Selon cette étude, il n’y avait pas de corrélation entre l’EBV et l’amylose maculaire (). L’ADN de l’EBV était présent chez 8 patients atteints d’amylose maculaire et 15 témoins dans notre étude. La différence de taux de détection de l’ADN de l’EBV entre les patients atteints d’amylose maculaire et les contrôles dans cette étude par rapport aux études mentionnées peut être due aux raisons suivantes :(1) Absence d’association entre l’amylose maculaire et l’infection par l’EBV : il existe quelques études présentant des preuves insuffisantes pour une corrélation définitive entre l’EBV et l’amylose maculaire, donc sur la base des résultats de notre étude, nous avons pu tirer cette conclusion.(2) Méthodologie (PCR contre hybridation in situ) : nous avons utilisé une méthode sensible pour la détection de l’ADN de l’EBV avec des contrôles positifs et négatifs. D’après les études précédentes, la PCR est aussi sensible que l’hybridation in situ. Cependant, comme nous n’avons pas utilisé l’hybridation in situ, nous n’avons pas pu localiser la cellule exacte infectée par l’EBV dans nos contrôles, qui pourrait être les cellules B circulantes de la peau au lieu des kératinocytes. Comme nous avons utilisé des contrôles positifs et négatifs dans notre kit PCR pour l’EBV, les cas positifs dans notre groupe de contrôle ne pouvaient pas être des faux positifs.(3)Contrôles : les contrôles dans notre étude étaient la peau saine autour des naevus mélanocytaires, mais les contrôles dans l’étude de Chang étaient d’autres troubles cutanés.(4)Type d’amyloïdose cutanée : dans notre étude, tous les patients avaient une amyloïdose maculaire, mais dans les deux études précédentes, la plupart des patients étaient de l’amyloïdose lichénique.

5. Conclusion

Selon les résultats de cette étude, il n’y a pas de corrélation entre l’EBV et l’amyloïdose maculaire. Nous recommandons l’utilisation de tissu frais ou de punch de biopsie rapidement congelé ainsi que l’étude sérologique simultanée des patients pour les anticorps anti-EBV afin d’obtenir des résultats plus précis pour l’étude comparative de l’ADN de l’EBV dans l’amylose maculaire.

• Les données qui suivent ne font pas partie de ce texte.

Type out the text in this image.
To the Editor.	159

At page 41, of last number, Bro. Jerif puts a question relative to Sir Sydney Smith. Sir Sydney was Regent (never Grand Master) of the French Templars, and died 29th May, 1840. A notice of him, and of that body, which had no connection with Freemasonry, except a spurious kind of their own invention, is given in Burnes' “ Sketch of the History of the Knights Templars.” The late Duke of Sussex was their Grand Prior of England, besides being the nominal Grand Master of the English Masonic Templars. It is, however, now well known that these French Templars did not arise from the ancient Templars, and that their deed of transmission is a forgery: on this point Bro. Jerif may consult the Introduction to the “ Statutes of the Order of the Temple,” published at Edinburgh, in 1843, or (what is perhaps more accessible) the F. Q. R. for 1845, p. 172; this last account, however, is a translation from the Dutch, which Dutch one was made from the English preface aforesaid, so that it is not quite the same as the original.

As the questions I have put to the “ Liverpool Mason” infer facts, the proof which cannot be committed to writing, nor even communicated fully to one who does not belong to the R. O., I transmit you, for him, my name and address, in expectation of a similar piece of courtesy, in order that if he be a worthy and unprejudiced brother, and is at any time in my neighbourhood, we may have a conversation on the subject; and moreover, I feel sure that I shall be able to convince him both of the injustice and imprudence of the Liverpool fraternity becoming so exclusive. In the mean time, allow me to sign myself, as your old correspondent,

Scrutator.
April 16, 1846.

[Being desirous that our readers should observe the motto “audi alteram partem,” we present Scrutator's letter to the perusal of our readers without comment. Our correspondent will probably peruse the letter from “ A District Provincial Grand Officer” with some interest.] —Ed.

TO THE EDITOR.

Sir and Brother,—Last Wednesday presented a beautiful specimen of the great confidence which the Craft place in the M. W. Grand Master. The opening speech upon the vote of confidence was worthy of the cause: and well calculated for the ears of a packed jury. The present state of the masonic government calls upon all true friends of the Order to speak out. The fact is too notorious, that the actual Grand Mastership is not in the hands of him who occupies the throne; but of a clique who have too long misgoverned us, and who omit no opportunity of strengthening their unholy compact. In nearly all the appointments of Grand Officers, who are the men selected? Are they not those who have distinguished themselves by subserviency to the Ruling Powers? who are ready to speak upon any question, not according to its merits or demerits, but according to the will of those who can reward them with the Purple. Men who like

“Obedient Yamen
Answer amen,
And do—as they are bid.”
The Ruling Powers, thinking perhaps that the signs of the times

La PCR in situ peut également être utilisée pour localiser les cellules positives à l’ADN EBV dans les échantillons. D’autres gènes peuvent être utilisés pour détecter l’EBV dans le tissu puisque certains échantillons d’EBV sont mutés pour le gène BLLF1 utilisé dans cette étude .

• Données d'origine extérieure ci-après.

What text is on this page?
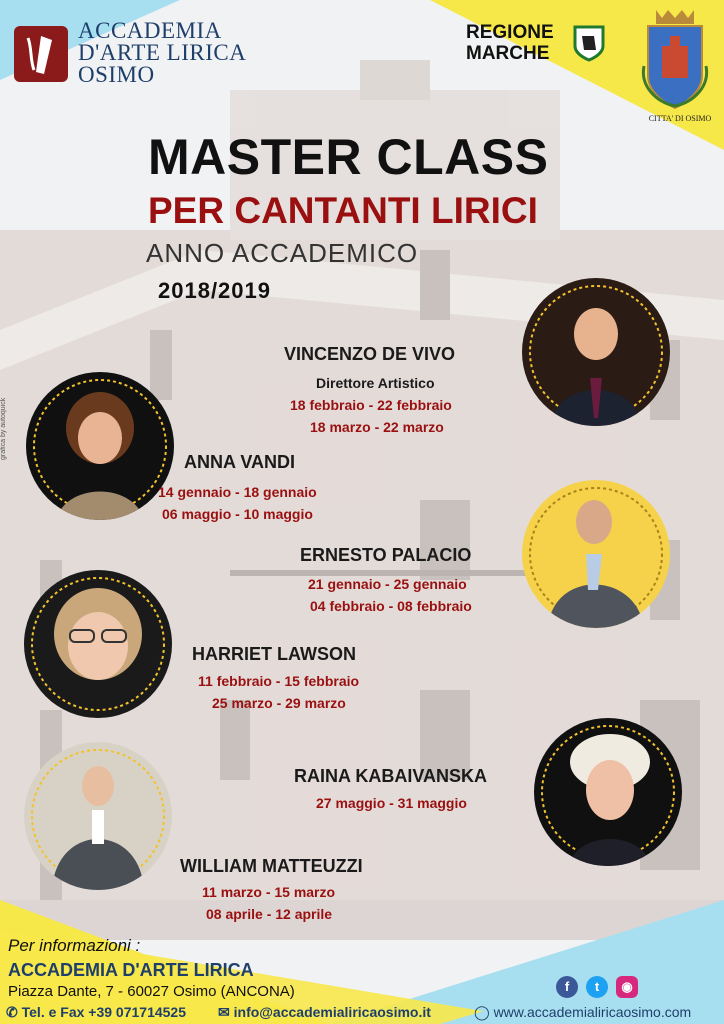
ACCADEMIA
D'ARTE LIRICA
OSIMO
REGIONE
MARCHE
CITTA' DI OSIMO
MASTER CLASS
PER CANTANTI LIRICI
ANNO ACCADEMICO
2018/2019
VINCENZO DE VIVO
Direttore Artistico
18 febbraio - 22 febbraio
18 marzo - 22 marzo
ANNA VANDI
14 gennaio - 18 gennaio
06 maggio - 10 maggio
ERNESTO PALACIO
21 gennaio - 25 gennaio
04 febbraio - 08 febbraio
HARRIET LAWSON
11 febbraio - 15 febbraio
25 marzo - 29 marzo
RAINA KABAIVANSKA
27 maggio - 31 maggio
WILLIAM MATTEUZZI
11 marzo - 15 marzo
08 aprile - 12 aprile
grafica by autoquick
Per informazioni :
ACCADEMIA D'ARTE LIRICA
Piazza Dante, 7 - 60027 Osimo (ANCONA)
✆ Tel. e Fax +39 071714525 ✉ info@accademialiricaosimo.it	◯ www.accademialiricaosimo.com
f	t	◉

De plus, nous recommandons de réaliser une étude comparative sur la détection de l’EBV dans la peau impliquée et non impliquée des patients atteints d’amylose maculaire.

Conflit d’intérêts

Les auteurs ne déclarent aucun conflit d’intérêts.

Reconnaissance

Les auteurs expriment leur profonde gratitude pour le député de recherche de MUMS pour le soutien financier et l’approbation de la proposition de recherche (no 911283) liée à la thèse de Narges Nazeri. Le soutien financier de l’adjoint de recherche de l’Université des sciences médicales de Mashhad est reconnu.